Typescript Function Interface overloading

Question

I have the following code.

interface MySecondInterface<A>{
    type: A;
}

interface MyInterface {
    (val1:string, val2:string): MySecondInterface<string>;
    (): MySecondInterface<string>;
}

const myInterfaceFn: MyInterface = (value1: string, value2:string) => {
    return {
        type: value1 + value2
    };
}



const myInterfaceFn2: MyInterface = () => {
    return {
        type: "Text"
    };
}

You can find the code here. I am getting error

Type '(value: string) => { type: string; }' is not assignable to type 'MyInterface'.

How will I create the interface to support both method signatures?

Basically, an interface for a function that takes either 2 arguments or no arguments. How can I do that?

Answer 1

What about using type instead of interface?

interface MySecondInterface<A>{
  type: A;
}

type MyInterface = ((val1: string, val2: string) => MySecondInterface<string>) | (() => MySecondInterface<string>);

const myInterfaceFn: MyInterface = (value1: string, value2:string) => {
  return {
    type: value1 + value2
  };
}

const myInterfaceFn2: MyInterface = () => {
  return {
    type: "Text"
  };
}

Answer 2

Your myInterfaceFn has to satisfy both function definitions in MyInterface.

The following code works fine!

interface MySecondInterface<A>{
    type: A;
}

interface MyInterface {
    (val1:string, val2:string): MySecondInterface<string>;
    (): MySecondInterface<string>;
}

const myInterfaceFn: MyInterface = (value1: string = undefined, value2:string = undefined) => {
    return {
        type: value1 !== undefined && value2 !== undefined
            ? value1 + value2
            : "Text"
    };
}



const myInterfaceFn3: MyInterface = () => {
    return {
        type: "Text"
    };
}

Answer 3

Focus in on your error

Type '(value: string) => { type: string; }' is not assignable to type 'MyInterface'.

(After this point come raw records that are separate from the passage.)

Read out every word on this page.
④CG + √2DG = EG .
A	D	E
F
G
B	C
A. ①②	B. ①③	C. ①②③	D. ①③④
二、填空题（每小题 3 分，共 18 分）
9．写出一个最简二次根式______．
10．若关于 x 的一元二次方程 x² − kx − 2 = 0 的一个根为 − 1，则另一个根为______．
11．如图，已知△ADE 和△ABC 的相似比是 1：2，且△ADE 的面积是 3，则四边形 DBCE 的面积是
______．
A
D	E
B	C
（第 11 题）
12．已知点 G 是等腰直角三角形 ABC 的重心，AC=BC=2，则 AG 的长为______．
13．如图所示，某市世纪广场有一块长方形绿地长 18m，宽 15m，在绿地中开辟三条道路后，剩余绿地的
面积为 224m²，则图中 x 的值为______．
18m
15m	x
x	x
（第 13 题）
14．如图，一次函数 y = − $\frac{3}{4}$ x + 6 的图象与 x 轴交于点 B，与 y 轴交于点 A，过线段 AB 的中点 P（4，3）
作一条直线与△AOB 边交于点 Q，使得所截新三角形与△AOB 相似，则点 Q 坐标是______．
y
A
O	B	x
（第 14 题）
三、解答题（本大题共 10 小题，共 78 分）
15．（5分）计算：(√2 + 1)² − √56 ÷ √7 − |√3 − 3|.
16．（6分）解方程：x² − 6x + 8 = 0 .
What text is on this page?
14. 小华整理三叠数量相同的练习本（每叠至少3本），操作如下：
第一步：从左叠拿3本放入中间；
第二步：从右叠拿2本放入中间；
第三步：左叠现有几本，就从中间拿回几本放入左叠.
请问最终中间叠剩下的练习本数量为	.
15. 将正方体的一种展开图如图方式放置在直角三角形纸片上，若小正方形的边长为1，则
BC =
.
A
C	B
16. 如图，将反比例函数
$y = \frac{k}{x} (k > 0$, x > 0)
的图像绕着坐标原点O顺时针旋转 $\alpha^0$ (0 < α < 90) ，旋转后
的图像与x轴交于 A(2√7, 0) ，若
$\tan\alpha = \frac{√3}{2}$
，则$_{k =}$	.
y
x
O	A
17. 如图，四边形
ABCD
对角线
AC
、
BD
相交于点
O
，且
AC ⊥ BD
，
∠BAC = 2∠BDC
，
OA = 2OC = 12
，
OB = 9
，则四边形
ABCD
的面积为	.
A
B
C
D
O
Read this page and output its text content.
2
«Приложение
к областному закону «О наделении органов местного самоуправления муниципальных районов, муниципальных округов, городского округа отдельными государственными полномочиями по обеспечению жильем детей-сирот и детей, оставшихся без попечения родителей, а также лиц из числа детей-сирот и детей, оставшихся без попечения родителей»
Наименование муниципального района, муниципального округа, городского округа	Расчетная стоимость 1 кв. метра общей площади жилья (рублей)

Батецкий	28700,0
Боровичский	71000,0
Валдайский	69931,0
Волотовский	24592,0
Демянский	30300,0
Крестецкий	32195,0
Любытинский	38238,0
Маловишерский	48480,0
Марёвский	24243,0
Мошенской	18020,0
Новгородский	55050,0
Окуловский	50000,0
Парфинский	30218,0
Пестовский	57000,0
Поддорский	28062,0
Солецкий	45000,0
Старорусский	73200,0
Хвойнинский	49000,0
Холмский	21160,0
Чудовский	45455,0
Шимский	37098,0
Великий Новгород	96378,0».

MyInterface instances must be allowed to take 0 arguments. So the following errors:

const myInterfaceFn: MyInterface = (value1: string, value2:string) => {
    return {
        type: value1 + value2
    };
}

But if you mark both as optional (e.g. using default parameters) the error goes away:

const myInterfaceFn: MyInterface = (value1 = '', value2 = '') => {
    return {
        type: value1 + value2
    };
}